AUTH = ("<Username>", "<Password>")

people = [{"name": "Alice", "age": 42, "friends": ["Bob", "Peter", "Anna"]},
          {"name": "Bob", "age": 19},
          {"name": "Peter", "age": 50},
          {"name": "Anna", "age": 30}]

def create_person(tx, person):
    tx.run("MERGE (p:Person {name: $person.name, age: $person.age})",
           person=person)

def add_friends(tx, person):
    tx.run("""
        MATCH (p:Person {name: $person.name})
        UNWIND $person.friends AS friend_name
        MATCH (friend:Person {name: friend_name})
        MERGE (p)-[:KNOWS]->(friend)
        """, person=person
    )

def get_friends(tx, name, age):
    result = tx.run("""
        MATCH (p:Person {name: $name})-[:KNOWS]-(friend:Person)
        WHERE friend.age < $age
        RETURN friend
        """, name="Alice", age=40
    )
    records = list(result)  # transform to a list of Node objects
    summary = result.consume()
    return records, summary


with GraphDatabase.driver(URI, auth=AUTH) as driver:
    with driver.session(database="neo4j") as session:
        # Create some nodes
        for person in people:
            session.execute_write(create_person, person)
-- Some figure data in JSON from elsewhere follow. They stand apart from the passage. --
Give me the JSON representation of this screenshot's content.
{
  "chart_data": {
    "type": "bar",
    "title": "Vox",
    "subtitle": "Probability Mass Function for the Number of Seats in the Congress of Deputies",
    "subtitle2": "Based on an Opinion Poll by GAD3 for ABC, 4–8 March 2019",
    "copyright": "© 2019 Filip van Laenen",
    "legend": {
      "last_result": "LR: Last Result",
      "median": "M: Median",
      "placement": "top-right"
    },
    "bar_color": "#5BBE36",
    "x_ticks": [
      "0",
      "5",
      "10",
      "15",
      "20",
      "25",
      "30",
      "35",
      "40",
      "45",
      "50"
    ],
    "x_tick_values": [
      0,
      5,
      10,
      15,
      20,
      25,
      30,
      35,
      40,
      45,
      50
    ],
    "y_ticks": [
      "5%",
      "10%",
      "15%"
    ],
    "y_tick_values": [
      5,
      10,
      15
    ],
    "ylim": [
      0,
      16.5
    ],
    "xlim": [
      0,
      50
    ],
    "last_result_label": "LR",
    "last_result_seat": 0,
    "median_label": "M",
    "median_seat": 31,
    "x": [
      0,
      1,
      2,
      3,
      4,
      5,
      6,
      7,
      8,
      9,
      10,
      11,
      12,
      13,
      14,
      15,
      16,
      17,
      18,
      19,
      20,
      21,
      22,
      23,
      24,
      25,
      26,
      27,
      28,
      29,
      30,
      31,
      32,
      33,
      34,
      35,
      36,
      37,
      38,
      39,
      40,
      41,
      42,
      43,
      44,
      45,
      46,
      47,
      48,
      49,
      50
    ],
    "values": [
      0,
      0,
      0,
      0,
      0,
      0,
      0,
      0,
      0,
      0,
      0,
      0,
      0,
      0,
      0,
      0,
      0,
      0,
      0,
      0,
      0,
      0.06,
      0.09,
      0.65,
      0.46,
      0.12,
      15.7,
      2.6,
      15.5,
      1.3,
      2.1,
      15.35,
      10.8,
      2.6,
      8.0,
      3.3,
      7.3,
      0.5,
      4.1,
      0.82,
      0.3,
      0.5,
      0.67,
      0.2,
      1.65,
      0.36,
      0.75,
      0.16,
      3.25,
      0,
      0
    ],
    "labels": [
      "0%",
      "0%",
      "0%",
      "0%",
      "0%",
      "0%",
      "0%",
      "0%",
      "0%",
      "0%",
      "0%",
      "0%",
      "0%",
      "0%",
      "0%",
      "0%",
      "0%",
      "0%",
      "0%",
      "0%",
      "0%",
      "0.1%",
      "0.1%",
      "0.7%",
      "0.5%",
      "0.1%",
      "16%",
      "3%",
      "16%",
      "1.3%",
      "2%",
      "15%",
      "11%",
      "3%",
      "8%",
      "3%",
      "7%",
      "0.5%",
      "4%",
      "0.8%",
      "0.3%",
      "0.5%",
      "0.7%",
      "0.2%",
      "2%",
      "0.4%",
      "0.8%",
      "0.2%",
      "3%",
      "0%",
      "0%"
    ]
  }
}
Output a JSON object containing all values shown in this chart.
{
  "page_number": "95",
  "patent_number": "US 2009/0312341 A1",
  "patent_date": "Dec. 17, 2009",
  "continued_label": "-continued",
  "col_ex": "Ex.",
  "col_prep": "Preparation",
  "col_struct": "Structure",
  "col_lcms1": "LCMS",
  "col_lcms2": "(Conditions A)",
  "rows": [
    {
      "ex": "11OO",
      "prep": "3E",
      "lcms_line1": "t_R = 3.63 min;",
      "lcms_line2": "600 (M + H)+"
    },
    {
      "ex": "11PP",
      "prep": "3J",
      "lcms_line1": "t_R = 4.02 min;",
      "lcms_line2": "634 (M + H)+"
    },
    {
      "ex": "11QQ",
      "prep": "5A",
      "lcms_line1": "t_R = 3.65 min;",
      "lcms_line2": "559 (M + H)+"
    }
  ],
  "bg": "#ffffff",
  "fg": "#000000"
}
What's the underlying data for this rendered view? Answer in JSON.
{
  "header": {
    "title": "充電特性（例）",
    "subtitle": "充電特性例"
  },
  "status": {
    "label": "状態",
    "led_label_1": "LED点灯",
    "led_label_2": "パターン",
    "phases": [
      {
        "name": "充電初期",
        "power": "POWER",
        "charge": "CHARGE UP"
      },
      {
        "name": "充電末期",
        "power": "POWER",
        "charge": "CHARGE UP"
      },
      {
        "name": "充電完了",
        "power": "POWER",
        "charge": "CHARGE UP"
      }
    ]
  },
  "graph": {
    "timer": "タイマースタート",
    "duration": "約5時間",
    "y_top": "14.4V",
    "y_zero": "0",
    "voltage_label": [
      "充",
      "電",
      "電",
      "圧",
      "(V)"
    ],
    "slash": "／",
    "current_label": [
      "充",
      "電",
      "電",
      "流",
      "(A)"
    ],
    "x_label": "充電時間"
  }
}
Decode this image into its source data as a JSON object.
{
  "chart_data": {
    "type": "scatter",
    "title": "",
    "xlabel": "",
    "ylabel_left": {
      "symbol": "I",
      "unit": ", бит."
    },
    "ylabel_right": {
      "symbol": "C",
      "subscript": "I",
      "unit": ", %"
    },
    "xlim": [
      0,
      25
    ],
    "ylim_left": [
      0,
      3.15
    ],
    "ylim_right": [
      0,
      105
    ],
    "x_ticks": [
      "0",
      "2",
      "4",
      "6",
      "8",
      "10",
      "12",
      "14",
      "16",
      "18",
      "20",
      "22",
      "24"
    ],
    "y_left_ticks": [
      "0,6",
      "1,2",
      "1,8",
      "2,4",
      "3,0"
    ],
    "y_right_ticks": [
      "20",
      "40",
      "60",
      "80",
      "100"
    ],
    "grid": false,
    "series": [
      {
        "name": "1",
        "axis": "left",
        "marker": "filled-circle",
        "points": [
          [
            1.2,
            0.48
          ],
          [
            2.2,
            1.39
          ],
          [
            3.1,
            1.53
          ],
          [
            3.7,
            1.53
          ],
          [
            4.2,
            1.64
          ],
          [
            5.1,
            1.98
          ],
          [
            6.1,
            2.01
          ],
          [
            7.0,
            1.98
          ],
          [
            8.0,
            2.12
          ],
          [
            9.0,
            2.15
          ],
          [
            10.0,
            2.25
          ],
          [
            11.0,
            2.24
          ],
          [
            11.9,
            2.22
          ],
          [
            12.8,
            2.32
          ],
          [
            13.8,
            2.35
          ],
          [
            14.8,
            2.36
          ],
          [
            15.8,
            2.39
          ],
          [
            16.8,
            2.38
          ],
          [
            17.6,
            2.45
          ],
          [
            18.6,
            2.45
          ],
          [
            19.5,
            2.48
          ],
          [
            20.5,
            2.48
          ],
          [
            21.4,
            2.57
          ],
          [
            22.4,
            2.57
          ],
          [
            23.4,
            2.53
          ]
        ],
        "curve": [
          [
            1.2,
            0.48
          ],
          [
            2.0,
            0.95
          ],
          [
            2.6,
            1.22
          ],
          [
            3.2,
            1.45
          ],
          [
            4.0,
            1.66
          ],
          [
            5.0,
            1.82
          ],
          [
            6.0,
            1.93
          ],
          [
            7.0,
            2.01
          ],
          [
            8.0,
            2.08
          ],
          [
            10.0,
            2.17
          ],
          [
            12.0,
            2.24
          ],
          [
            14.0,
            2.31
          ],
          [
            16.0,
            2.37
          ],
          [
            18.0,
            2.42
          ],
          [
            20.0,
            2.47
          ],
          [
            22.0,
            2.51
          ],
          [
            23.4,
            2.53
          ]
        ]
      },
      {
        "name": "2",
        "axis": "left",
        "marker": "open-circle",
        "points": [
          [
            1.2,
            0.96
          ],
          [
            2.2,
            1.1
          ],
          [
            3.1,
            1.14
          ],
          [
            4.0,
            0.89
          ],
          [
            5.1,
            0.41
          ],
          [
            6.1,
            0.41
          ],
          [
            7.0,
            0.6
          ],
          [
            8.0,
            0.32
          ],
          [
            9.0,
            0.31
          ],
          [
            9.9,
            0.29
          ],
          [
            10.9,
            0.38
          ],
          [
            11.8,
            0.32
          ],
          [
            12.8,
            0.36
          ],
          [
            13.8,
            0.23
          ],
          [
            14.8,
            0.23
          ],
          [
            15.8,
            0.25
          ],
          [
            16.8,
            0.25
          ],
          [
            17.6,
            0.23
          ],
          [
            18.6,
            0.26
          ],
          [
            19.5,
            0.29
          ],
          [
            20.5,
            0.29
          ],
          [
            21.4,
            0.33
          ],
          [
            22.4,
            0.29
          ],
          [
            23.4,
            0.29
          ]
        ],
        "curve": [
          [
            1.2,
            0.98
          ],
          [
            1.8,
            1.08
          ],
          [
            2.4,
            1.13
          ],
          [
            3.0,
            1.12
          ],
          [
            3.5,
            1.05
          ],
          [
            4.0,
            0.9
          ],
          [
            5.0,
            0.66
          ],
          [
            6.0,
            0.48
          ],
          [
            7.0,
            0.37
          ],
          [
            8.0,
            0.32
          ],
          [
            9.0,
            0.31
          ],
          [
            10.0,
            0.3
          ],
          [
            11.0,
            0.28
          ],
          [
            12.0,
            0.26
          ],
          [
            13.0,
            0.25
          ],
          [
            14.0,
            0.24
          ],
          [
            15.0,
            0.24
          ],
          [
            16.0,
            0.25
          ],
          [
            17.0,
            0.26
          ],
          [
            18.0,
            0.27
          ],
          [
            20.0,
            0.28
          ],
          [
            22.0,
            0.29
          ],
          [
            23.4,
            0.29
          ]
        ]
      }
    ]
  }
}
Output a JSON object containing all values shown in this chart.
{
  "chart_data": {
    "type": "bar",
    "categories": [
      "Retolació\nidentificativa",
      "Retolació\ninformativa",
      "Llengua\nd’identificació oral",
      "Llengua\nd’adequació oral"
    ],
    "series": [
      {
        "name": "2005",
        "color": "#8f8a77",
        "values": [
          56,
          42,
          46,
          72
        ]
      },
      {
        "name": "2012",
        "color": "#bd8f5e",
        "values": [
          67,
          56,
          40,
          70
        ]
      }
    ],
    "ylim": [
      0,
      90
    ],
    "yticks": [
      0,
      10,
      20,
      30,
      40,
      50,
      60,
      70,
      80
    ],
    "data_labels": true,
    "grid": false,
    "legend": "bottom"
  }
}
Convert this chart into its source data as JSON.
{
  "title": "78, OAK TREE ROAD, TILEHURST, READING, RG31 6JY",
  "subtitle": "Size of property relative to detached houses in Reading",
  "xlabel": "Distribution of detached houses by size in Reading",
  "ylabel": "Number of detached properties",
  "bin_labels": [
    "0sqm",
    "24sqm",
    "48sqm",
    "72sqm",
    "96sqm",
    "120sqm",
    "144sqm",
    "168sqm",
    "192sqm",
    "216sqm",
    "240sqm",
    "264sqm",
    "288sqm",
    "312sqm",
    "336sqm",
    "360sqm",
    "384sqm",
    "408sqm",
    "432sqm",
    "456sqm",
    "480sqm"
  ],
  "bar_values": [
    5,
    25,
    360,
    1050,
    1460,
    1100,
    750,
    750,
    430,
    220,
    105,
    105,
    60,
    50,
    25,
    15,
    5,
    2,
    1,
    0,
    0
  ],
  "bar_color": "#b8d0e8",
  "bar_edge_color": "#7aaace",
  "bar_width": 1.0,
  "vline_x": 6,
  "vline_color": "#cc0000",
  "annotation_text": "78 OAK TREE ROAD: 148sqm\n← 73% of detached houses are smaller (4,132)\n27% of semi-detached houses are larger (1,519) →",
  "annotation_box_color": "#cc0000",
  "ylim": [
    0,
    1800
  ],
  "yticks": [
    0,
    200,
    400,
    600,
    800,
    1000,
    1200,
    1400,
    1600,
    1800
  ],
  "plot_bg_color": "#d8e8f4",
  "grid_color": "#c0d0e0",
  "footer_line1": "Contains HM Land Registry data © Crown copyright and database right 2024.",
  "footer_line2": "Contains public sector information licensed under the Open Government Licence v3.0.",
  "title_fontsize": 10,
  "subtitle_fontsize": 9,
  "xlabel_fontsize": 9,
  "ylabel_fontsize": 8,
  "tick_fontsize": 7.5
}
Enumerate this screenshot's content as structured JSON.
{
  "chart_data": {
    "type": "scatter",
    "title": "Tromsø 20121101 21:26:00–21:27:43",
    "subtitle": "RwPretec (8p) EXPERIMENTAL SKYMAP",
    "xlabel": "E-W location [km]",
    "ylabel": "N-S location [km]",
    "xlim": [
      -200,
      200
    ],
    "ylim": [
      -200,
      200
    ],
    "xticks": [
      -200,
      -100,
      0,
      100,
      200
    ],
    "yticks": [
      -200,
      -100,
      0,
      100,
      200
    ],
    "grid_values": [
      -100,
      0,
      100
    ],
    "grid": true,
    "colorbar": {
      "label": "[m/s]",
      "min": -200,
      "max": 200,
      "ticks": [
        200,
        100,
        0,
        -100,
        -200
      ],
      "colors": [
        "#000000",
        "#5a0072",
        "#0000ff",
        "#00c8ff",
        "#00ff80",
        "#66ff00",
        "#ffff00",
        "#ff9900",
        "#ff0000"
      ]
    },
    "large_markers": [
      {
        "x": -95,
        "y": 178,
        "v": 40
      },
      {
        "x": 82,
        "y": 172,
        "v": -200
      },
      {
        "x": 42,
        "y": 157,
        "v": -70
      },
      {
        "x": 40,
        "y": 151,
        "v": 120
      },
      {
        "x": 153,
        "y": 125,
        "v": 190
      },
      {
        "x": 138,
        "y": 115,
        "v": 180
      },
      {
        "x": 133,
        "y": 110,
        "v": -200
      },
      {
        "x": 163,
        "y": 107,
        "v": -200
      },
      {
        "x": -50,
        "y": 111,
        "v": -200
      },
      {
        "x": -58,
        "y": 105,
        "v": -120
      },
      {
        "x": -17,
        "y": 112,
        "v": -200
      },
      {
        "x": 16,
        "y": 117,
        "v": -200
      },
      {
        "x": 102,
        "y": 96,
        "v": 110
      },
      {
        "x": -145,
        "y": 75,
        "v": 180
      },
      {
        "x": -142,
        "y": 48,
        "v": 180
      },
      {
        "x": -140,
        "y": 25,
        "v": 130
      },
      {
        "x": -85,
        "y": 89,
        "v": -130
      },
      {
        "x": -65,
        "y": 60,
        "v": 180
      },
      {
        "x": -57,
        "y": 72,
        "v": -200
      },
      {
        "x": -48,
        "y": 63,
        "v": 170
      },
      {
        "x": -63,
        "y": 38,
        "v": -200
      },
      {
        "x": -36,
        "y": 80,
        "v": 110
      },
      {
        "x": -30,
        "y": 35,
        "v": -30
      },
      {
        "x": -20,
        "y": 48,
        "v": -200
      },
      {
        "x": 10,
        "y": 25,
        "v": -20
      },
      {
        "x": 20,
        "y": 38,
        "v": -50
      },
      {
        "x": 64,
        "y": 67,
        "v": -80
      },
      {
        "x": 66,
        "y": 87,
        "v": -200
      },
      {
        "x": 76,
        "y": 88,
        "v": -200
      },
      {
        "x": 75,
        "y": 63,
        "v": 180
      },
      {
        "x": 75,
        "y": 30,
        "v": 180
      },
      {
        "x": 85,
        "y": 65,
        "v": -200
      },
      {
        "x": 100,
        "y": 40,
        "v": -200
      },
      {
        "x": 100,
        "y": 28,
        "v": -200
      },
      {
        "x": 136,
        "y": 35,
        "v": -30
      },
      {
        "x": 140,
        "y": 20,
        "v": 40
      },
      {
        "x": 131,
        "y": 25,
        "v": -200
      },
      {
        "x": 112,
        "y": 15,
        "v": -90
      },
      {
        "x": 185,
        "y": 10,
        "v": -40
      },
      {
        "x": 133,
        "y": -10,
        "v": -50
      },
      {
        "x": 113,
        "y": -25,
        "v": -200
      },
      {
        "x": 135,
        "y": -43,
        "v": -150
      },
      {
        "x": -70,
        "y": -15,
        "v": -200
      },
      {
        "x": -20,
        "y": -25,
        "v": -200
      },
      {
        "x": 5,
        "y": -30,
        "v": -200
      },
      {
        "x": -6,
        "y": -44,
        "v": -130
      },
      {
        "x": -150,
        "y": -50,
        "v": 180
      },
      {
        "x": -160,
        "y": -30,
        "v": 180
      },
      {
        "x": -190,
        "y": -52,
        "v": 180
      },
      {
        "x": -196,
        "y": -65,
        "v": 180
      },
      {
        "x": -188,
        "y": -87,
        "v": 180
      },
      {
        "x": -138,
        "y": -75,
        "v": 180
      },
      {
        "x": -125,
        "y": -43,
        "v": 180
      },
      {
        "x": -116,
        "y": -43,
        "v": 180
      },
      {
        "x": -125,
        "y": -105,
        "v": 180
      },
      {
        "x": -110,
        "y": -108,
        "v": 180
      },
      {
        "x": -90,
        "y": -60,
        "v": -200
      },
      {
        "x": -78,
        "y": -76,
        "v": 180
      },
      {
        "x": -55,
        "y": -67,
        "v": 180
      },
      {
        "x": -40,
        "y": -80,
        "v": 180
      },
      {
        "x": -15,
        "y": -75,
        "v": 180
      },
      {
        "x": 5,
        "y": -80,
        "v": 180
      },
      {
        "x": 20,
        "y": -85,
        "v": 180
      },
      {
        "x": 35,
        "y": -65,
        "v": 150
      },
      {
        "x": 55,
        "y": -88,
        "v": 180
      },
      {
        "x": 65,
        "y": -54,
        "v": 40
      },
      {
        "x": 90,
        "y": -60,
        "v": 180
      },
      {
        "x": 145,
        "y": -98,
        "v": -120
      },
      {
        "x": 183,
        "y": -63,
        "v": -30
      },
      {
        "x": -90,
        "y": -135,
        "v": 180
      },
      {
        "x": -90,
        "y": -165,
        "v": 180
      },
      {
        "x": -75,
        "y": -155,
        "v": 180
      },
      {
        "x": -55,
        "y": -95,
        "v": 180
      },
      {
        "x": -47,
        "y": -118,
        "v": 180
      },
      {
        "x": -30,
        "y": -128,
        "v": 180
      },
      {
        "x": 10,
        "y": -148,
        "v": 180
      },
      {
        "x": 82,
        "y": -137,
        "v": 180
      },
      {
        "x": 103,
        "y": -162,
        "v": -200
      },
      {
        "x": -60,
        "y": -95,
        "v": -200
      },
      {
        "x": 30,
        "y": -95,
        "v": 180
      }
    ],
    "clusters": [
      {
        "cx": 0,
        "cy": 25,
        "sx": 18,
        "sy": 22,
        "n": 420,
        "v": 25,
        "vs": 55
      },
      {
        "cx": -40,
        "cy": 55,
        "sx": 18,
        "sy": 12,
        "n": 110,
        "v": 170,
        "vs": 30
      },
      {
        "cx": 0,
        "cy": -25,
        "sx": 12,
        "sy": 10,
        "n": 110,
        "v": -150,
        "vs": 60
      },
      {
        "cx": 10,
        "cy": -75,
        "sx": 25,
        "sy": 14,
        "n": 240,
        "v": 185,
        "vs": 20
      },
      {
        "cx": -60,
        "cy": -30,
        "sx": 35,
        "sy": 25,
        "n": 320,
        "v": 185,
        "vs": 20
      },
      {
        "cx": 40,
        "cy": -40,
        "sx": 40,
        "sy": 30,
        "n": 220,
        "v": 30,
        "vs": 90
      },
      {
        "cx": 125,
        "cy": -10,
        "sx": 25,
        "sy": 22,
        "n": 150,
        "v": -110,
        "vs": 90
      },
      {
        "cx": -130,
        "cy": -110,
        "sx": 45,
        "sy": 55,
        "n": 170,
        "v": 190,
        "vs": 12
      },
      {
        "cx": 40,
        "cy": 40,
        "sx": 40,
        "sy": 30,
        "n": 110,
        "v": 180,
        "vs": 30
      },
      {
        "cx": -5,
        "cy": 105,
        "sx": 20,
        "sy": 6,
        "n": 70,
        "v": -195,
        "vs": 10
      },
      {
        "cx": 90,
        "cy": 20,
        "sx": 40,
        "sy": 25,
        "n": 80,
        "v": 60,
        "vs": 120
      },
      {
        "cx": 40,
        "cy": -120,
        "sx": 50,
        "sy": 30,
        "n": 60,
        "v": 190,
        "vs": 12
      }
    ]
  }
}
        # Create some relationships
        for person in people:
            if person.get("friends"):
                session.execute_write(add_friends, person)

        # Retrieve Alice's friends who are under 40
        records, summary = session.execute_read(get_friends, "Alice", 40)

        # Summary information
        print("The query `{query}` returned {records_count} records in {time} ms.".format(
            query=summary.query, records_count=len(records),
            time=summary.result_available_after
        ))

        # Loop through results and do something with them
        for person in records:
            print(person.data())  # get a dict view

Glossary

LTS

A Long Term Support release is one guaranteed to be supported for a number of years. Neo4j 4.4 is LTS, and Neo4j 5 will also have an LTS version.

Aura

Aura is Neo4j’s fully managed cloud service. It comes with both free and paid plans.

Driver

A Driver object holds the details required to establish connections with a Neo4j database. Every Neo4j-backed application requires a Driver object.

Cypher

Cypher is Neo4j’s graph query language that lets you retrieve data from the graph. It is like SQL, but for graphs.

APOC

Awesome Procedures On Cypher (APOC) is a library of (many) functions that can not be easily expressed in Cypher itself.

Bolt

Bolt is the protocol used for interaction between Neo4j instances and drivers. It listens on port 7687 by default.

ACID

Atomicity, Consistency, Isolation, Durability (ACID) are properties guaranteeing that database transactions are processed reliably. An ACID-compliant DBMS ensures that the data in the database remains accurate and consistent despite failures.

eventual consistency

A database is eventually consistent if it provides the guarantee that all cluster members will, at some point in time, store the latest version of the data.

causal consistency

A database is causally consistent if read and write queries are seen by every member of the cluster in the same order. This is stronger than eventual consistency.

null

The null marker is not a type but a placeholder for absence of value. For more information, see Cypher Manual — Working with null.

transaction

A transaction is a unit of work that is either committed in its entirety or rolled back on failure. An example is a bank transfer: it involves multiple steps, but they must all succeed or be reverted, to avoid money being subtracted from one account but not added to the other.